Für den Massenbetrieb am Broadway dürfte THE PROM eines der progressivsten und auffälligsten Musicals in dieser Sparte sein. Im puritanischen und erzkonservativen Indiana möchte Emma Nolan nicht von einem Jungen auf den High-School-Abschlussball geführt werden, sondern von ihrer der Öffentlichkeit noch unbekannten Freundin Alyssa. Schockschwerenot, weil das Gesetz eine Teilnahmeverbot allein für Emma verbietet, wird kurzerhand der gesamte Abschlussball abgesagt.
Das kommt vier abgelegten Broadway-Darstellern sehr gelegen, ein lautstarkes Engagement zugunsten Emmas könnte gute Publicity bringen. Eine abgehalfterte Diva in allerbesten Jahren. Ein selbstüberschätzter Darsteller mit viel Ambitionen, aber ohne Talent. Der ehemalige Kinderstar, der wegen seines vergangenen Ruhmes keine Rolle bekommt. Und das unterschätzte Blondchen, welches sich nicht aus der hinteren Reihe hervor tanzen konnte. Da wird es laut und turbulent in Edgewater, Indiana.
Eines darf man in diesen vollgepackten 130 Minuten nicht erwarten, und das ist Tiefgang. Nicht einmal einen sensiblen Umgang mit dem Thema, oder dem Coming-Out zweier minderjähriger Mädchen. Probleme gibt es nur, damit sie mit einem Lied vom Tisch gesungen werden können. Da werden Textzeilen hinaus geschleudert, die zu keiner Zeit für eine Interpretation Freiraum lassen. Zoten werden gerissen, und nichts bleibt heilig, nicht einmal das Thema, welches sich das Musical vordergründig auf die Regenbogenfahne geschrieben hat.
Und zu allem gibt es einen Song, und zu jedem Song gibt es ein massives Aufgebot an Tänzern. Matthew Libatiques Kamera wird selbst zum furiosen Derwisch. Aber niemals verliert er die grandiosen Choreographien aus dem Bildfenster. Egal wie schnell die Tanznummern geschnitten sind, man sieht ständig die Tänzer, aber eben auch die renommierten Hollywood-Namen, in ganzer Größe. Die perfekten Tanznummern sind kein Werk von geschickter Schnitttechnik, sondern präzise einstudierte Kunststücke.

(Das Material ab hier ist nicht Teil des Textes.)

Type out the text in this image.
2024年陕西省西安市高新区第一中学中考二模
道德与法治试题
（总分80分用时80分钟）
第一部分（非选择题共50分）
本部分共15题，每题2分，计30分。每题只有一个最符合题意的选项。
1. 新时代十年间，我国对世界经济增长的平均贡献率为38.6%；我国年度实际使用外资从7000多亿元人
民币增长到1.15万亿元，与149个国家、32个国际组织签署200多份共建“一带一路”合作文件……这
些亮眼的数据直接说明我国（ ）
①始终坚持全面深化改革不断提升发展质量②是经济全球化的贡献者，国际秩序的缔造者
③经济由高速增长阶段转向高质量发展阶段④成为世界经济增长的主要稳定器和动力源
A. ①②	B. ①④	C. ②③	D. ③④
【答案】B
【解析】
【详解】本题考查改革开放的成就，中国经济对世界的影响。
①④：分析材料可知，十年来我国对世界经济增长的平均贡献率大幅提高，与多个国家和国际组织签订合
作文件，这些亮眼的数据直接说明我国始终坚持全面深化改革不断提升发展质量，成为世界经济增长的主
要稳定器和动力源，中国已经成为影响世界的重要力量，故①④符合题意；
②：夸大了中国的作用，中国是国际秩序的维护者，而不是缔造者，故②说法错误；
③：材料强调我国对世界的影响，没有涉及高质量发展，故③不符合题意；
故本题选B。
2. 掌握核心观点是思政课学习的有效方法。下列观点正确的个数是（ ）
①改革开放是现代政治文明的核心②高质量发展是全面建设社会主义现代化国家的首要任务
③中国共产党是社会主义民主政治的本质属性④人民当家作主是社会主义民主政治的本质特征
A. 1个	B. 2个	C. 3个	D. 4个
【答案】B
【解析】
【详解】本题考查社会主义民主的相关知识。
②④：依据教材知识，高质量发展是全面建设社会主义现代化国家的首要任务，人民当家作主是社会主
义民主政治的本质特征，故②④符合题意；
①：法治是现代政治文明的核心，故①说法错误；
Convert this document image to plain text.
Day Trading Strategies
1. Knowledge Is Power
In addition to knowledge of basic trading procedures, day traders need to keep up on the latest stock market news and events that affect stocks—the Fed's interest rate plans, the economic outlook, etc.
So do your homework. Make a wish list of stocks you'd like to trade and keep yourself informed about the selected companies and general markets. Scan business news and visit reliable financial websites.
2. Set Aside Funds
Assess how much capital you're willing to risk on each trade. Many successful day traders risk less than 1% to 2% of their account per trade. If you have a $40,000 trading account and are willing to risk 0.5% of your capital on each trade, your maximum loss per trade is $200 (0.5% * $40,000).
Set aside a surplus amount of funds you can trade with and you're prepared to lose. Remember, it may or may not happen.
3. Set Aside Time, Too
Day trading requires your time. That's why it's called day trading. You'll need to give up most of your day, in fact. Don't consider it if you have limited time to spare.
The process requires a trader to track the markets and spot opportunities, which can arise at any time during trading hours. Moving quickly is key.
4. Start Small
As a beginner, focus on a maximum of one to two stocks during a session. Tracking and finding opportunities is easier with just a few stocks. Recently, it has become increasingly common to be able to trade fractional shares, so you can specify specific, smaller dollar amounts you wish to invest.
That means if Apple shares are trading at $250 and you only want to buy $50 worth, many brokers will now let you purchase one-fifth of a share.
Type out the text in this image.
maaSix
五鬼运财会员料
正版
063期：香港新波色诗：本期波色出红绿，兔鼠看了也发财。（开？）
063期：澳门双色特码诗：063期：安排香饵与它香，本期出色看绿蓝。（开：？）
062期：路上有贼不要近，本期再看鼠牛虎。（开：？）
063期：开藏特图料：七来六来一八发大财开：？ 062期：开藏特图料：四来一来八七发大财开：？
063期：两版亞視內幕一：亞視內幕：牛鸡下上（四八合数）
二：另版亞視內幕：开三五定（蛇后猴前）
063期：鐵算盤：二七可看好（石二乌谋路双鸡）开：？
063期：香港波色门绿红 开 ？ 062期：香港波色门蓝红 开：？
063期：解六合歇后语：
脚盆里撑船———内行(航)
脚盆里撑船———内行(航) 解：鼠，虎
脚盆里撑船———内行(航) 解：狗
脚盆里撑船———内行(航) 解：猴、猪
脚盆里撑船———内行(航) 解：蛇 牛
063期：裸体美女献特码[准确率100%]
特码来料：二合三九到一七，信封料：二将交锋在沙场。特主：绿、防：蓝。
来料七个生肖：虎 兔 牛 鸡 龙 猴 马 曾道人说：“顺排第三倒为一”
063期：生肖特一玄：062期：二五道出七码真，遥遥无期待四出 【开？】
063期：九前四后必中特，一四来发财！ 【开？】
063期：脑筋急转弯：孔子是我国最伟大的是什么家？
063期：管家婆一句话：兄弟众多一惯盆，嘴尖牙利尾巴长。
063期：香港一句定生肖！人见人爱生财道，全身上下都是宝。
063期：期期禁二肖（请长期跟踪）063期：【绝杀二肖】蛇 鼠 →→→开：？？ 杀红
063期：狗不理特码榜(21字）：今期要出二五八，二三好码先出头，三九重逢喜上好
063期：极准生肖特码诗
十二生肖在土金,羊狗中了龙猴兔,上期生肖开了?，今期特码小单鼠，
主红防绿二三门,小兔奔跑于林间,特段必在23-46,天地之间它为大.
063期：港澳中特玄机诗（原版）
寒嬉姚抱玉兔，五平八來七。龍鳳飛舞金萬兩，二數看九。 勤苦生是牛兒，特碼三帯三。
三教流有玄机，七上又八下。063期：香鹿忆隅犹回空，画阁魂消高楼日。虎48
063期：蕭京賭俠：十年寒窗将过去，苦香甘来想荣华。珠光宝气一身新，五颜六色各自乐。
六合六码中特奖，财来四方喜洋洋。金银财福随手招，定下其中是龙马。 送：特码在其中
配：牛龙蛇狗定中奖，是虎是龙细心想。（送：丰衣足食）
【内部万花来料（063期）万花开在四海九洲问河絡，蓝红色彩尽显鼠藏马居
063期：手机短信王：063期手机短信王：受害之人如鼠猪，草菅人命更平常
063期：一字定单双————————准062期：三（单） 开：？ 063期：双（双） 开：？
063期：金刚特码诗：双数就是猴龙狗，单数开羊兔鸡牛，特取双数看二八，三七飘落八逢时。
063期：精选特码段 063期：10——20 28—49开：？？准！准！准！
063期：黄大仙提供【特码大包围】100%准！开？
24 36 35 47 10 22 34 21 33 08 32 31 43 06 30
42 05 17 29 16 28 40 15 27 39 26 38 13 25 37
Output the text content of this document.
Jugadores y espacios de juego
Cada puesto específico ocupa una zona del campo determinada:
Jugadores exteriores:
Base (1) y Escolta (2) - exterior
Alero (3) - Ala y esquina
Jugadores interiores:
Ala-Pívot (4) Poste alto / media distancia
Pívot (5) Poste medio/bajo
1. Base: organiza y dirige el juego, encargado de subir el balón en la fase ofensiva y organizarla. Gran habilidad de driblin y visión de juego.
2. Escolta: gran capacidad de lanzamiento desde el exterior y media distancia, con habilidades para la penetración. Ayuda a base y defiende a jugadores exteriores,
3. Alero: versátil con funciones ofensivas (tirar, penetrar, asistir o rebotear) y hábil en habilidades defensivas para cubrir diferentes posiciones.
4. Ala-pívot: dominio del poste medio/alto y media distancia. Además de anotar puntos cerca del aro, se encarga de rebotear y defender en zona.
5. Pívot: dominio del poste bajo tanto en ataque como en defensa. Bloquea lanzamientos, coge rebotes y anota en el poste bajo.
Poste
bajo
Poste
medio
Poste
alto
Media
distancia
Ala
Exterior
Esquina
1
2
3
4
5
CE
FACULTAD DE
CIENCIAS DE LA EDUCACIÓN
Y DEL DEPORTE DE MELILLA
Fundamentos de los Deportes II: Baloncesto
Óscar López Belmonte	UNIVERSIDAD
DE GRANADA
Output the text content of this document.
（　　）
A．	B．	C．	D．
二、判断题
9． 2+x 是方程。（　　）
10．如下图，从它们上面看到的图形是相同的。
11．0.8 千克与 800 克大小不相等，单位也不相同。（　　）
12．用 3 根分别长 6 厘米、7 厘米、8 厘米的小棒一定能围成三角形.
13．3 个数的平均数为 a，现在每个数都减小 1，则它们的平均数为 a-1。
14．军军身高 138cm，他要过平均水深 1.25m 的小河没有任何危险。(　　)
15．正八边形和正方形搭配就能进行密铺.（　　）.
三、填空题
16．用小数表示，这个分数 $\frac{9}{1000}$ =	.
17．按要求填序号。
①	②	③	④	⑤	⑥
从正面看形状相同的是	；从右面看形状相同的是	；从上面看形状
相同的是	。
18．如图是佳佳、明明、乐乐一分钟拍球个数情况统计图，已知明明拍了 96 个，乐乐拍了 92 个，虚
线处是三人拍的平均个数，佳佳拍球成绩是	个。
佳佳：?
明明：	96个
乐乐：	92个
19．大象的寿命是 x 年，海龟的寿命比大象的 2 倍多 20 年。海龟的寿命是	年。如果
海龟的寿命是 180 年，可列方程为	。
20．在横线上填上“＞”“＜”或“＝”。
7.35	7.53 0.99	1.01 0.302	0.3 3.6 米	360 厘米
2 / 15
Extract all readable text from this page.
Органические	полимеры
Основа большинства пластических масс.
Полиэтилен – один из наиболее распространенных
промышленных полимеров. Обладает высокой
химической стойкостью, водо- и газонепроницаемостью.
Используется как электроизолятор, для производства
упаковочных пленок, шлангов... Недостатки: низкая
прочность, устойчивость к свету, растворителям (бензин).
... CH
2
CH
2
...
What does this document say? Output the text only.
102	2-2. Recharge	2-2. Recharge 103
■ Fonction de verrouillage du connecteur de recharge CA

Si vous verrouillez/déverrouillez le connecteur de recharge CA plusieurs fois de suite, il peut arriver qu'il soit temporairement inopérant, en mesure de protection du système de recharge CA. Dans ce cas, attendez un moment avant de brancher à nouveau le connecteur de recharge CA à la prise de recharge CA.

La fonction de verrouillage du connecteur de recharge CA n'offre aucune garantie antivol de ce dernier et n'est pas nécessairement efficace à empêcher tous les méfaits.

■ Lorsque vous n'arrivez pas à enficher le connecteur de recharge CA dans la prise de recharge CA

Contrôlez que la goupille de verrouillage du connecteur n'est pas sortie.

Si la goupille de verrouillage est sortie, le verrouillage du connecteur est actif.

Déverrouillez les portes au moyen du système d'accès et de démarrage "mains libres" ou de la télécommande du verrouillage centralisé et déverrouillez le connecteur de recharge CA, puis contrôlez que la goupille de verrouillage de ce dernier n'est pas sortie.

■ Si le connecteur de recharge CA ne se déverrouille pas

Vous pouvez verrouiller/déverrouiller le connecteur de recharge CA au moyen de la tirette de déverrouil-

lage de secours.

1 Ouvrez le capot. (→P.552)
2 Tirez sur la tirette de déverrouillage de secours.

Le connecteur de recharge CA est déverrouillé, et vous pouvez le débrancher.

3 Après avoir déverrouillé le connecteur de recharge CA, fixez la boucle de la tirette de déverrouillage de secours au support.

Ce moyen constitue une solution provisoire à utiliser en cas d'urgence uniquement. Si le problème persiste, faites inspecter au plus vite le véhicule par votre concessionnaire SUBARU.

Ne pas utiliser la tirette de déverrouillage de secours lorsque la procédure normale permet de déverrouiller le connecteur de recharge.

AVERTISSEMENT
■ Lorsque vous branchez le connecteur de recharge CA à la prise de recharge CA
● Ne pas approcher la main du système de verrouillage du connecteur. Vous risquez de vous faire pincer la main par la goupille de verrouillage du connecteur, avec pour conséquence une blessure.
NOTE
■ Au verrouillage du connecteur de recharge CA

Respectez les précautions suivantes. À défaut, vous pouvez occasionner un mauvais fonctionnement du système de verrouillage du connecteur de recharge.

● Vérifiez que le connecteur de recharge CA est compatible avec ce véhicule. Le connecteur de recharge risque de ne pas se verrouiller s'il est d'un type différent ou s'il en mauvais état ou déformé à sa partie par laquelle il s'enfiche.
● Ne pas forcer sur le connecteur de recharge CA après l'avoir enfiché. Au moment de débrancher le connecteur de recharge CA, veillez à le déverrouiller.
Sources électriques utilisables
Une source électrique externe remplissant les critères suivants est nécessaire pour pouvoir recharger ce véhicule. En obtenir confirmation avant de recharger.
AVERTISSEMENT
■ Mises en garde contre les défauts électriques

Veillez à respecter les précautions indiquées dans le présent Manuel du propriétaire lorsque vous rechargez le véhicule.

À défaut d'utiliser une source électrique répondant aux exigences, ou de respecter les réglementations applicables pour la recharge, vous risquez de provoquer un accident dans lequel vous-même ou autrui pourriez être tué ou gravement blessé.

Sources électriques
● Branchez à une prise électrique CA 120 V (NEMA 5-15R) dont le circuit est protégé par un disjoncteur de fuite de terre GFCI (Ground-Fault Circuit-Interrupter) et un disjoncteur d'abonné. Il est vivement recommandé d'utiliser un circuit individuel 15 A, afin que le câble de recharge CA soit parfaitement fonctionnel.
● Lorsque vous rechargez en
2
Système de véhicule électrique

Über die einzelnen Songs lässt sich sicherlich streiten. Vielleicht ‚Tonight Belongs To You‘, wo klar gemacht wird, dass das Leben keine Kleider-Anprobe ist, und ‚Love Thy Neighbor‘, das die doppelzüngige Bigotterie anprangert, könnten als eigenständige Lieder haften bleiben. Die anderen Nummern orientieren sich in Stil und den Arrangements schon stark am herkömmlichen Broadway-Sound. Lediglich die Texte sind wesentlich offensiver und ironischer, mit Hang zum bitterbösen. Und Selbstreflexion ist dabei ein unablässiger Begleiter.
Selten hat ein Film eine derart ungebremste Energie verströmt. Selbst wer sich bisher erfolgreich gegen Broadway-Musical gewehrt hat, kommt nicht umhin, sich von THE PROMs unglaublicher Vitalität beeindrucken zu lassen. Ryan Murphy hätte ruhige Momente mehr auskosten können, die emotionale Tiefe weiter ausbauen. Er hätte auch viel mehr reflektierende Dialoge bemühen können. Hätte, hätte, hätte.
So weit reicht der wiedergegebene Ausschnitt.